ADDITIONAL INFORMATION

Data Deposition and Access

The 505-kb duplication of uncertain significance at 2p23.3 was deposited in ClinVar (https://www.ncbi.nlm.nih.gov/clinvar/) and can be found under accession number SCV000179757.4. The EZH2 variant was deposited in LOVD (http://www.lovd.nl/3.0/home) and can be found under Variant ID #0000369006. Whole-exome sequencing data are not publicly available because patient consent could not be obtained.

Ethics Statement

The proband and her parents provided written informed consent to research protocol # 12-009346 approved by the Mayo Clinic Institutional Review Board for this study and publication of this paper.

Acknowledgments

We would like to thank the subject and her family for participating in this study.
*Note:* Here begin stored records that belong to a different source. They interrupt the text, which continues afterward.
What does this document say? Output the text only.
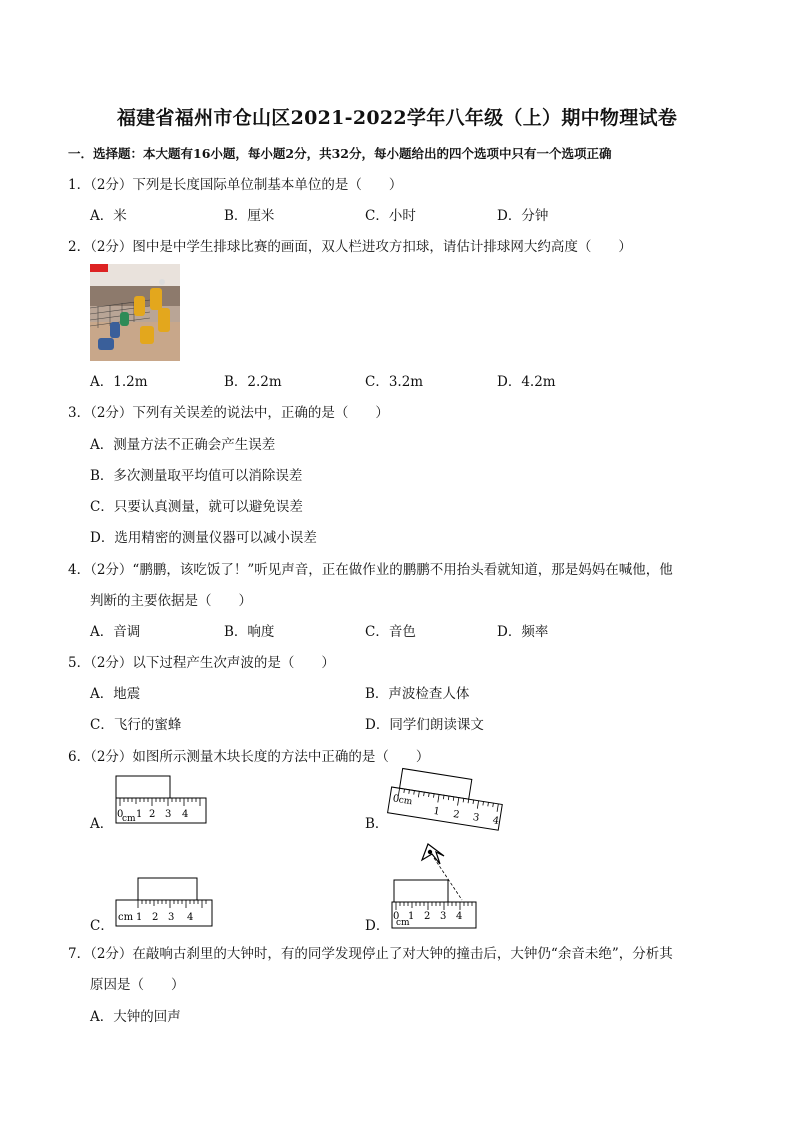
福建省福州市仓山区2021-2022学年八年级（上）期中物理试卷
一．选择题：本大题有16小题，每小题2分，共32分，每小题给出的四个选项中只有一个选项正确
1．（2分）下列是长度国际单位制基本单位的是（　　）
A．米	B．厘米	C．小时	D．分钟
2．（2分）图中是中学生排球比赛的画面，双人栏进攻方扣球，请估计排球网大约高度（　　）
A．1.2m	B．2.2m	C．3.2m	D．4.2m
3．（2分）下列有关误差的说法中，正确的是（　　）
A．测量方法不正确会产生误差
B．多次测量取平均值可以消除误差
C．只要认真测量，就可以避免误差
D．选用精密的测量仪器可以减小误差
4．（2分）“鹏鹏，该吃饭了！”听见声音，正在做作业的鹏鹏不用抬头看就知道，那是妈妈在喊他，他
判断的主要依据是（　　）
A．音调	B．响度	C．音色	D．频率
5．（2分）以下过程产生次声波的是（　　）
A．地震	B．声波检查人体
C．飞行的蜜蜂	D．同学们朗读课文
6．（2分）如图所示测量木块长度的方法中正确的是（　　）
A．
0
cm 1 2 3 4
B．
0
cm
1 2 3 4
C．
cm 1 2 3 4
D．
0
cm
1 2 3 4
7．（2分）在敲响古刹里的大钟时，有的同学发现停止了对大钟的撞击后，大钟仍“余音未绝”，分析其
原因是（　　）
A．大钟的回声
We would also like to thank the Mayo Clinic Center for Individualized Medicine (CIM) for supporting this research through the CIM Investigative and Functional Genomics Program.

Author Contributions

K.P. and P.R.B. drafted the manuscript. All authors contributed to the critical revision of the manuscript for important intellectual content.

Competing Interest Statement

The authors have declared no competing interest.